This view is consistent with a major scientific review of subclinical thyroid disease, ironically commissioned by the three professional societies that have forced today’s meeting. The review found that the available data were “insufficient” to show a benefit upon lipid levels, cardiac dysfunction, systemic hypothyroid symptoms or neuropsychiatric symptoms from treating patients with TSH’s of either 4.5-10 mIU/L or >10mIU/L. Furthermore, the review found “no evidence” that treatment at either of these TSH levels had an impact upon adverse cardiac endpoints.
Moreover, the proposal to include TSH in bioequivalence testing is not even consistent with FDA regulations.
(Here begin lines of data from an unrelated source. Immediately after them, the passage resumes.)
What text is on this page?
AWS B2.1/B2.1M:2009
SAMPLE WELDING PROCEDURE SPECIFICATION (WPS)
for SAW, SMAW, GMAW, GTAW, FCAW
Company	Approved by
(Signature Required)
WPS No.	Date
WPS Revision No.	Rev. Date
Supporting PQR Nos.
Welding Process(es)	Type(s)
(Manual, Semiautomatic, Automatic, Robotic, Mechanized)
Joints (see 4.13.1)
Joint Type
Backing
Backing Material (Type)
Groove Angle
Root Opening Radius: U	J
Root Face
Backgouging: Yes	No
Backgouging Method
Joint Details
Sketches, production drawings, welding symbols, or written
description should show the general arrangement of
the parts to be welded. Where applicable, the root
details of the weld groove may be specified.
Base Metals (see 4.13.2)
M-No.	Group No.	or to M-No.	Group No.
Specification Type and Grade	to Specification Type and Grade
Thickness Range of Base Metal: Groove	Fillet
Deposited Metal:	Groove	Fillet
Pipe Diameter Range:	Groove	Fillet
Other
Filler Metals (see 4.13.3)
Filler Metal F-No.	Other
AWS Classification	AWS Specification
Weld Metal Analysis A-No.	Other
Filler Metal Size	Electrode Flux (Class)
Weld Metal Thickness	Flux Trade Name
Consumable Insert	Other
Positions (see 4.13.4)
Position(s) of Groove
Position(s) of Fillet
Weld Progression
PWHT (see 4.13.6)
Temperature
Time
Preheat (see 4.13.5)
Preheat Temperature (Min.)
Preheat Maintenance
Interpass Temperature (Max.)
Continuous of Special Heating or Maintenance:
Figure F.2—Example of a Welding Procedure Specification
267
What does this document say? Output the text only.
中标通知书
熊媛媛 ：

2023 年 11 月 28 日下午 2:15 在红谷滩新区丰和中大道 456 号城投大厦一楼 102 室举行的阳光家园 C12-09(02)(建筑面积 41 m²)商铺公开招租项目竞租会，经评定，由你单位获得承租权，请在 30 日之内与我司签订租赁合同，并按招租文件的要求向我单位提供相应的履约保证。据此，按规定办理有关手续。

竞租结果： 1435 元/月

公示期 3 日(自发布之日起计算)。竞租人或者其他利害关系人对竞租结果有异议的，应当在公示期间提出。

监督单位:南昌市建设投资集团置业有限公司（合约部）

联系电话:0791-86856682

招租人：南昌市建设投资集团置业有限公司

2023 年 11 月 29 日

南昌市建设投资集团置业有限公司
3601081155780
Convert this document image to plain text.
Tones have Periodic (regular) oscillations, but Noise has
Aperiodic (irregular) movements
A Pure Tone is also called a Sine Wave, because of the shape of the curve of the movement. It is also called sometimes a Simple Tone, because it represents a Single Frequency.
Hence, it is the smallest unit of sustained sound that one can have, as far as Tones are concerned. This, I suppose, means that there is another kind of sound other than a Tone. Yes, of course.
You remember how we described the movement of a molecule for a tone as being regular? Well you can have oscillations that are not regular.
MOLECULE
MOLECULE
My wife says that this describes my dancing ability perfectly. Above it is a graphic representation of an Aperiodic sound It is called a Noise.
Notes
Bioequivalence is defined as “the absence of a significant difference in the rate and extent to which the active ingredient or active moiety in pharmaceutical equivalents or pharmaceutical alternatives becomes available at the site of drug action when administered at the same molar dose under similar conditions in an appropriately designed study.” The regulations go on to define a hierarchy of acceptable measurements with measurement of the active ingredient at the top and measures of the pharmacological effect of the drug only third. Moreover, the regulations permit this less-desirable approach “only when appropriate methods are not available for measurement of the concentration of the moiety, and, when appropriate, its active metabolite(s).” Abbott would literally have the FDA break or rewrite existing regulations.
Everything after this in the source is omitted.